Calling all cars, it’s Burl! Ha ha, no, you’re not under
arrest, it’s just me, Burl, here to do another review, this time of a cop-themed picture! Yes, it’s a review of Maniac Cop, a picture by William Lustig, the director
of Maniac! Certainly this is a man
with a fascination for maniacs!
In New York City, an officer of the law is making a nuisance
of himself by killing everybody he sees! The town is in a panic, and good old
Larry “A Return to ‘Salem’s Lot”
Cohen, who wrote but didn’t direct this, once again gets to show off how good
he is at creating a larger canvas out of very little cloth! What I mean is, he
really gets across the feeling of a city in panic, and takes care to really put
across the feeling of what the ramifications of a killer cop might be,
socio-politically speaking!
At any rate, the cop is sort of an undead guy, or maybe he
was only nearly dead, as in The Princess Bride; but at any rate, he’s got superstrength and a resilience to bullets,
so he seems like a zombie along the line of Part 6-era Jason! On the other hand, while he thrillkills left right and centre,
he has an agenda and a planned list of specific victims! These latter
unfortunates are the politicians and police officials who were behind his
disgrace and imprisonment some undetermined number of years earlier! Then he
was murdered, or at least partially murdered, in prison, and ended up as this
might-be-a-zombie cop! Ha ha, Larry Cohen is not always quite as good at
filling in the details of his stories! Anyone who has seen The Stuff or God Told Me To
will know this!
So there are some vague elements to the picture, but on the
other hand it has a dream exploitation cast from beyond the moons of Jupiter,
with just about everybody in it playing a cop! You’ve got hard-nosed detective
Tom Atkins, well known from The Fog
and Halloween III! Bruce Campbell is
in there, playing, in his earlier scenes, the closest thing to straight drama
I’ve ever seen him attempt, with the possible exception of The Woods! Ha ha, Laurene Landon, seen in Armed Response and Roller Boogie, plays his girlfriend! Richard Roundtree, John Shaft himself, is the
police commissioner! And then you’ve got William Smith, well known as Lucky Man
from Fast Company, and the mighty
hubcap Robert Z’Dar as the killer! Ha ha, wow! A few of these personages are
underused, or used badly, but that’s still a heck of a marquee!

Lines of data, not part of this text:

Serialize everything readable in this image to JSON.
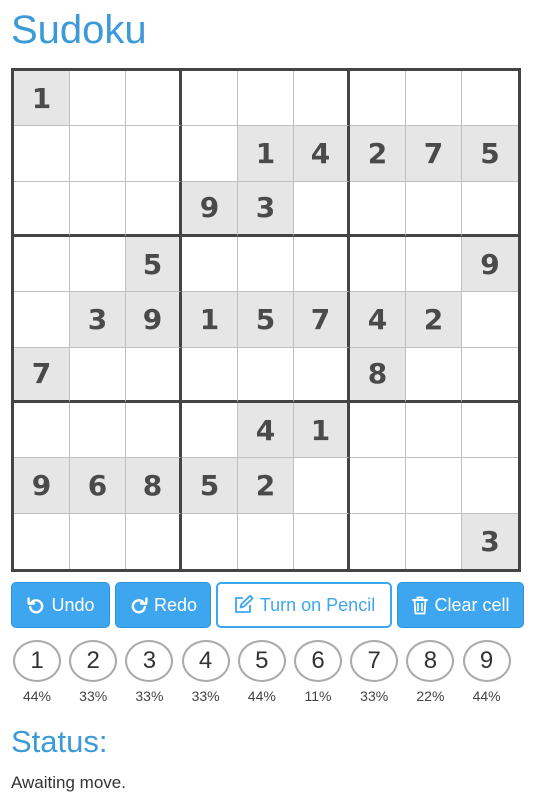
{
  "title": "Sudoku",
  "colors": {
    "accent": "#3ea6ee",
    "heading": "#3d9ad8",
    "given_bg": "#e6e6e6",
    "grid_line": "#444444"
  },
  "board": [
    [
      1,
      0,
      0,
      0,
      0,
      0,
      0,
      0,
      0
    ],
    [
      0,
      0,
      0,
      0,
      1,
      4,
      2,
      7,
      5
    ],
    [
      0,
      0,
      0,
      9,
      3,
      0,
      0,
      0,
      0
    ],
    [
      0,
      0,
      5,
      0,
      0,
      0,
      0,
      0,
      9
    ],
    [
      0,
      3,
      9,
      1,
      5,
      7,
      4,
      2,
      0
    ],
    [
      7,
      0,
      0,
      0,
      0,
      0,
      8,
      0,
      0
    ],
    [
      0,
      0,
      0,
      0,
      4,
      1,
      0,
      0,
      0
    ],
    [
      9,
      6,
      8,
      5,
      2,
      0,
      0,
      0,
      0
    ],
    [
      0,
      0,
      0,
      0,
      0,
      0,
      0,
      0,
      3
    ]
  ],
  "toolbar": {
    "undo": {
      "label": "Undo",
      "icon": "undo-icon"
    },
    "redo": {
      "label": "Redo",
      "icon": "redo-icon"
    },
    "pencil": {
      "label": "Turn on Pencil",
      "icon": "pencil-icon"
    },
    "clear": {
      "label": "Clear cell",
      "icon": "trash-icon"
    }
  },
  "numbers": [
    {
      "digit": "1",
      "percent": "44%"
    },
    {
      "digit": "2",
      "percent": "33%"
    },
    {
      "digit": "3",
      "percent": "33%"
    },
    {
      "digit": "4",
      "percent": "33%"
    },
    {
      "digit": "5",
      "percent": "44%"
    },
    {
      "digit": "6",
      "percent": "11%"
    },
    {
      "digit": "7",
      "percent": "33%"
    },
    {
      "digit": "8",
      "percent": "22%"
    },
    {
      "digit": "9",
      "percent": "44%"
    }
  ],
  "status": {
    "heading": "Status:",
    "text": "Awaiting move."
  }
}
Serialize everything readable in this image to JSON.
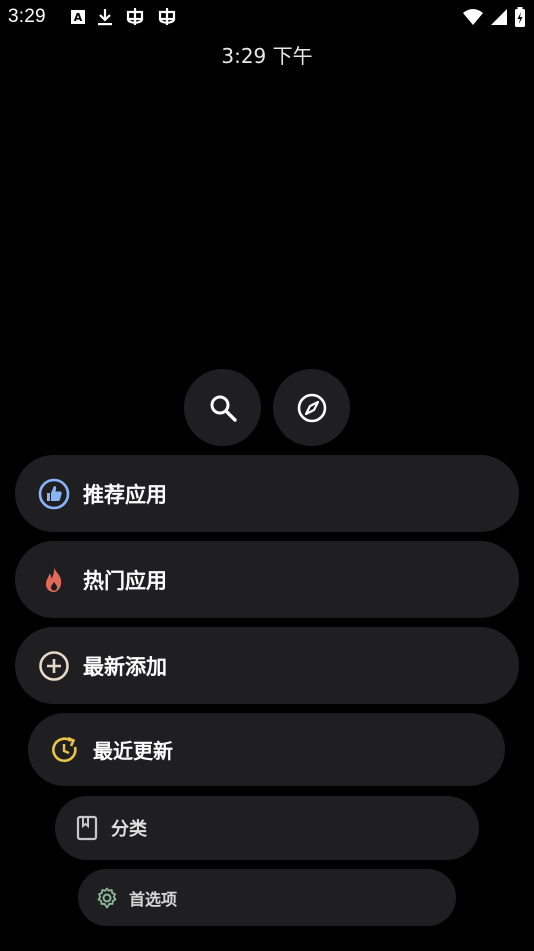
{
  "status_bar": {
    "time": "3:29",
    "left_icons": [
      "text-a-icon",
      "download-icon",
      "bug-icon",
      "bug-icon"
    ],
    "right_icons": [
      "wifi-icon",
      "signal-icon",
      "battery-charging-icon"
    ]
  },
  "clock": {
    "text": "3:29 下午"
  },
  "actions": {
    "search_icon": "search-icon",
    "explore_icon": "compass-icon"
  },
  "menu": {
    "items": [
      {
        "label": "推荐应用",
        "icon": "thumb-up-icon",
        "icon_color": "#8ab4f8"
      },
      {
        "label": "热门应用",
        "icon": "fire-icon",
        "icon_color": "#e06b5a"
      },
      {
        "label": "最新添加",
        "icon": "plus-circle-icon",
        "icon_color": "#e8d8c8"
      },
      {
        "label": "最近更新",
        "icon": "refresh-clock-icon",
        "icon_color": "#e8c547"
      },
      {
        "label": "分类",
        "icon": "book-icon",
        "icon_color": "#c8c8c8"
      },
      {
        "label": "首选项",
        "icon": "gear-icon",
        "icon_color": "#8fb89a"
      }
    ]
  },
  "colors": {
    "background": "#000000",
    "surface": "#1f1f21",
    "text": "#ffffff"
  }
}
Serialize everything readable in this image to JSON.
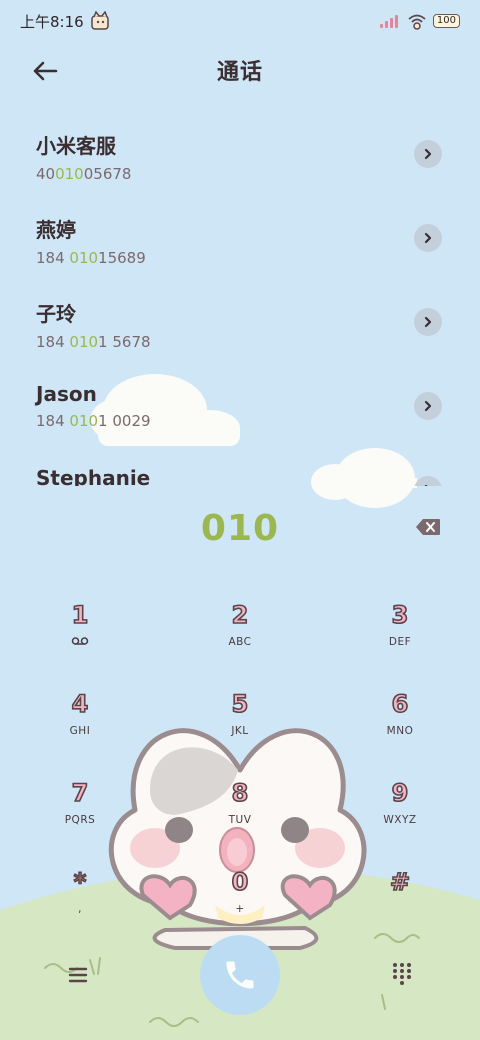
{
  "status_bar": {
    "time": "上午8:16",
    "battery": "100"
  },
  "header": {
    "title": "通话"
  },
  "contacts": [
    {
      "name": "小米客服",
      "number_prefix": "40",
      "number_match": "010",
      "number_suffix": "05678"
    },
    {
      "name": "燕婷",
      "number_prefix": "184 ",
      "number_match": "010",
      "number_suffix": "15689"
    },
    {
      "name": "子玲",
      "number_prefix": "184 ",
      "number_match": "010",
      "number_suffix": "1 5678"
    },
    {
      "name": "Jason",
      "number_prefix": "184 ",
      "number_match": "010",
      "number_suffix": "1 0029"
    },
    {
      "name": "Stephanie",
      "number_prefix": "",
      "number_match": "",
      "number_suffix": ""
    }
  ],
  "dialer": {
    "input": "010"
  },
  "keypad": [
    {
      "digit": "1",
      "letters": ""
    },
    {
      "digit": "2",
      "letters": "ABC"
    },
    {
      "digit": "3",
      "letters": "DEF"
    },
    {
      "digit": "4",
      "letters": "GHI"
    },
    {
      "digit": "5",
      "letters": "JKL"
    },
    {
      "digit": "6",
      "letters": "MNO"
    },
    {
      "digit": "7",
      "letters": "PQRS"
    },
    {
      "digit": "8",
      "letters": "TUV"
    },
    {
      "digit": "9",
      "letters": "WXYZ"
    },
    {
      "digit": "*",
      "letters": ","
    },
    {
      "digit": "0",
      "letters": "+"
    },
    {
      "digit": "#",
      "letters": ""
    }
  ],
  "colors": {
    "sky": "#cfe6f7",
    "grass": "#d6e7c4",
    "highlight": "#9ab84e",
    "key_fill": "#f4b3c4",
    "call_button": "#bcdcf3"
  }
}
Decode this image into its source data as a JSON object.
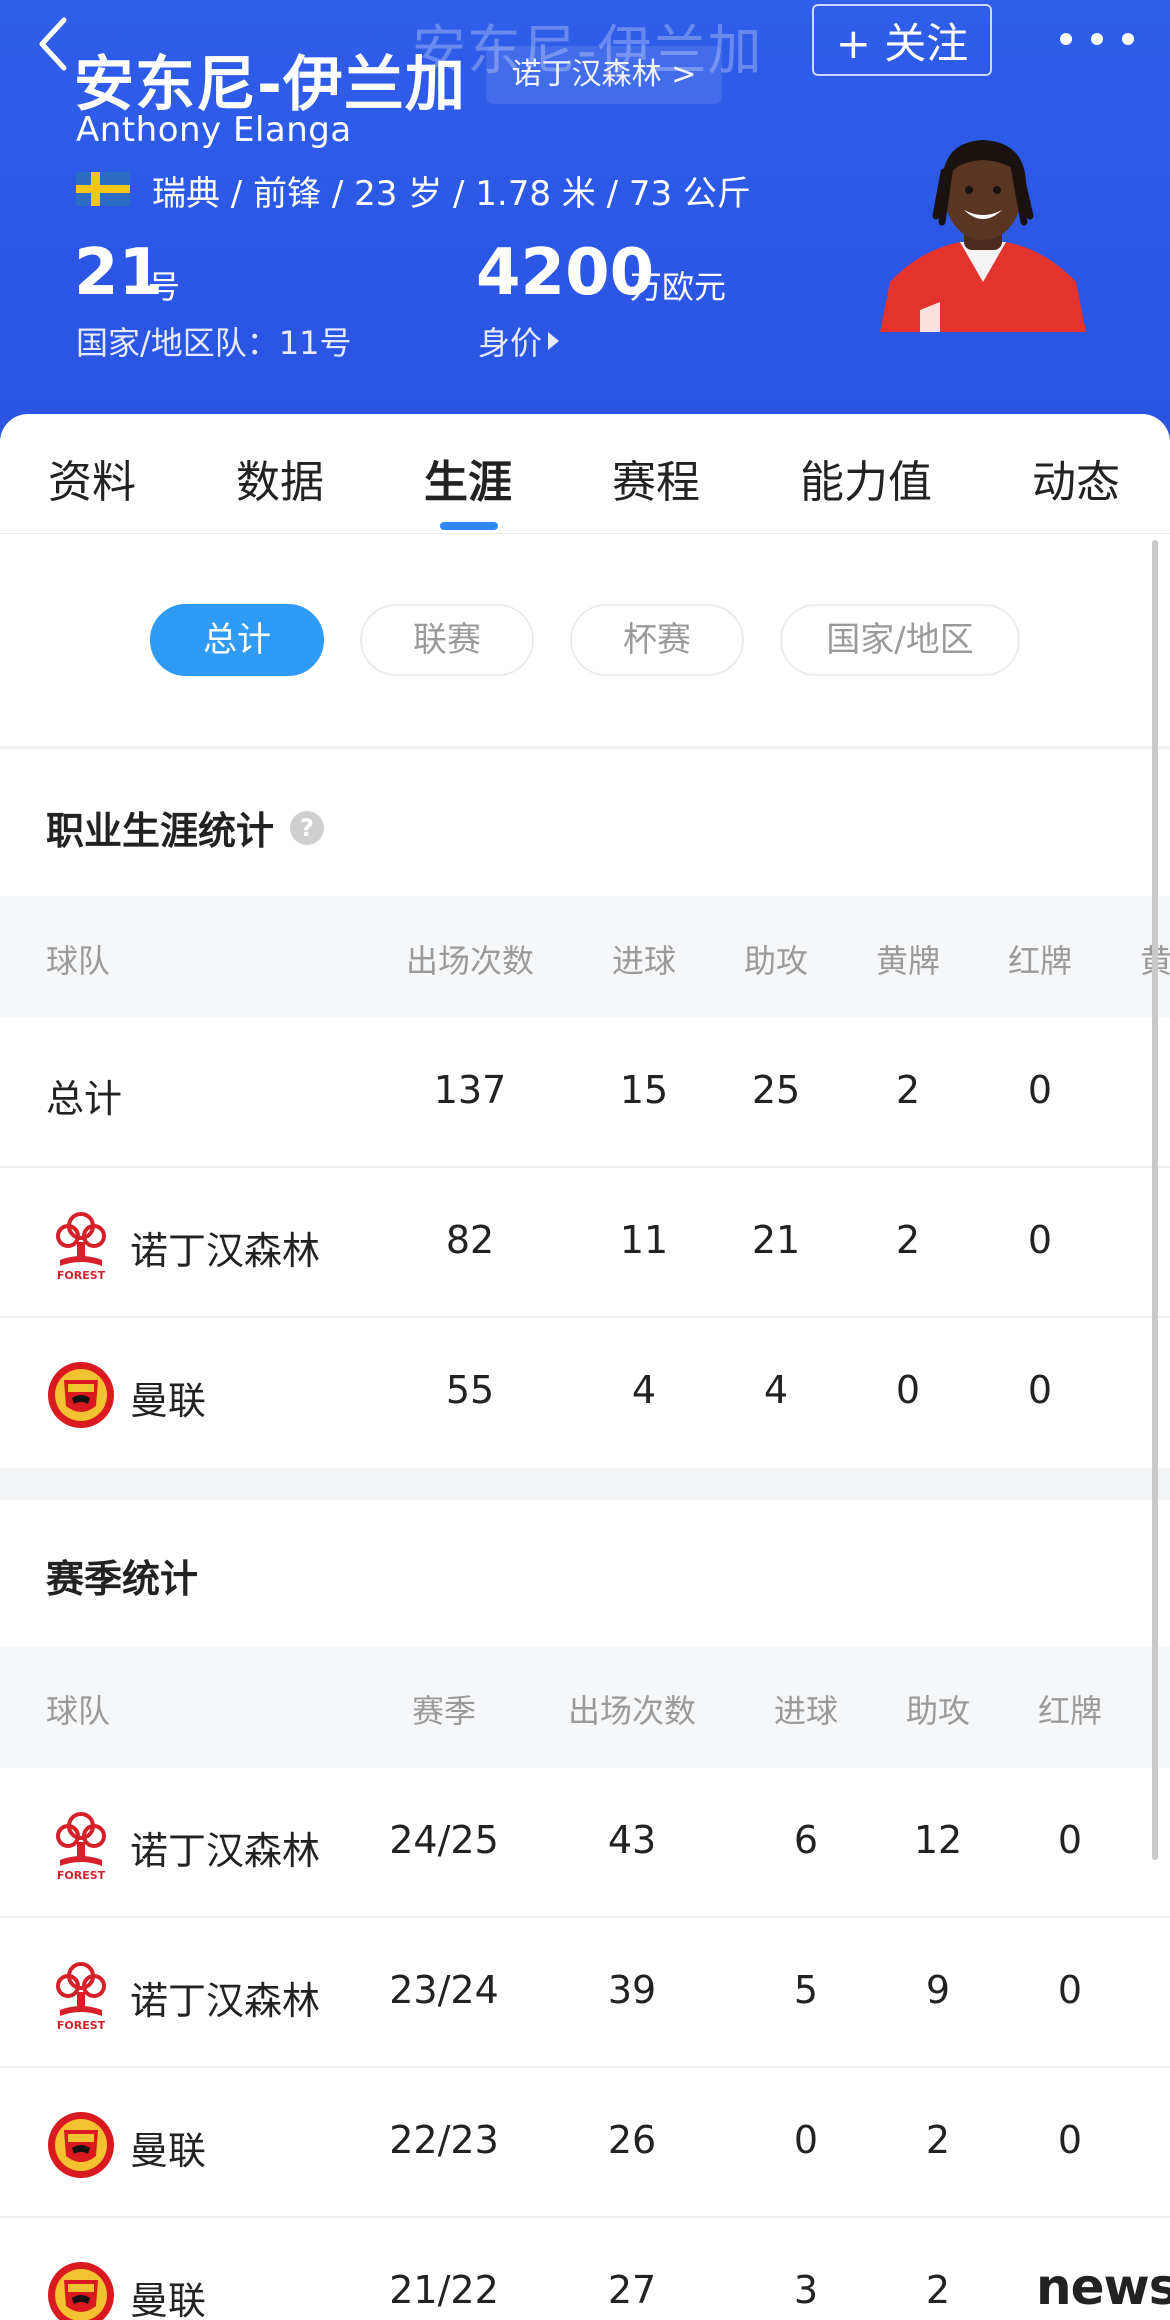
{
  "header": {
    "ghost_title": "安东尼-伊兰加",
    "name_cn": "安东尼-伊兰加",
    "club_link": "诺丁汉森林 >",
    "follow": "+ 关注",
    "name_en": "Anthony Elanga",
    "meta": "瑞典 / 前锋 / 23 岁 / 1.78 米 / 73 公斤",
    "shirt_number": "21",
    "shirt_number_unit": "号",
    "national_team_number": "国家/地区队：11号",
    "market_value": "4200",
    "market_value_unit": "万欧元",
    "market_value_label": "身价",
    "icons": {
      "back": "chevron-left-icon",
      "more": "more-dots-icon",
      "flag": "sweden-flag"
    }
  },
  "tabs": [
    {
      "label": "资料",
      "active": false
    },
    {
      "label": "数据",
      "active": false
    },
    {
      "label": "生涯",
      "active": true
    },
    {
      "label": "赛程",
      "active": false
    },
    {
      "label": "能力值",
      "active": false
    },
    {
      "label": "动态",
      "active": false
    }
  ],
  "filters": [
    {
      "label": "总计",
      "active": true
    },
    {
      "label": "联赛",
      "active": false
    },
    {
      "label": "杯赛",
      "active": false
    },
    {
      "label": "国家/地区",
      "active": false
    }
  ],
  "career": {
    "title": "职业生涯统计",
    "help": "?",
    "columns": [
      "球队",
      "出场次数",
      "进球",
      "助攻",
      "黄牌",
      "红牌",
      "黄"
    ],
    "rows": [
      {
        "team": "总计",
        "logo": "",
        "apps": "137",
        "goals": "15",
        "assists": "25",
        "yellow": "2",
        "red": "0"
      },
      {
        "team": "诺丁汉森林",
        "logo": "forest",
        "apps": "82",
        "goals": "11",
        "assists": "21",
        "yellow": "2",
        "red": "0"
      },
      {
        "team": "曼联",
        "logo": "manutd",
        "apps": "55",
        "goals": "4",
        "assists": "4",
        "yellow": "0",
        "red": "0"
      }
    ]
  },
  "season": {
    "title": "赛季统计",
    "columns": [
      "球队",
      "赛季",
      "出场次数",
      "进球",
      "助攻",
      "红牌"
    ],
    "rows": [
      {
        "team": "诺丁汉森林",
        "logo": "forest",
        "season": "24/25",
        "apps": "43",
        "goals": "6",
        "assists": "12",
        "red": "0"
      },
      {
        "team": "诺丁汉森林",
        "logo": "forest",
        "season": "23/24",
        "apps": "39",
        "goals": "5",
        "assists": "9",
        "red": "0"
      },
      {
        "team": "曼联",
        "logo": "manutd",
        "season": "22/23",
        "apps": "26",
        "goals": "0",
        "assists": "2",
        "red": "0"
      },
      {
        "team": "曼联",
        "logo": "manutd",
        "season": "21/22",
        "apps": "27",
        "goals": "3",
        "assists": "2",
        "red": ""
      }
    ]
  },
  "watermark": "news",
  "colors": {
    "header_blue": "#2c57e6",
    "accent": "#2f9bf5",
    "tab_indicator": "#2f86f5",
    "forest_red": "#d5202a",
    "manutd_red": "#da1a20",
    "manutd_gold": "#f2c230"
  }
}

Unfortunately the maniac cop, while an imposing figure,
looks a bit silly in his makeup! He looks like someone went to the bathroom all
over his face! But, while the movie foozled a lot of people who were expecting
a Savini-esque bloodbath, it still delivers the pokings and the slashings,
along with quite a few stunts (in the manner of a more modest The First Power, now that I think of
it!) and plenty of hard-boiled dialogue! There are actually some pretty good
laffs in the movie!
I’ve never seen any of the sequels as far as I can recall,
though if I’m to review all the
movies, as is my stated goal, I’ll eventually get to them I suppose! In the
meantime, this was a fine bit of B movie entertainment: one that tries a little
harder than most of its fellows! I’m going to give Maniac Cop two and a half St. Patrick’s Day parades!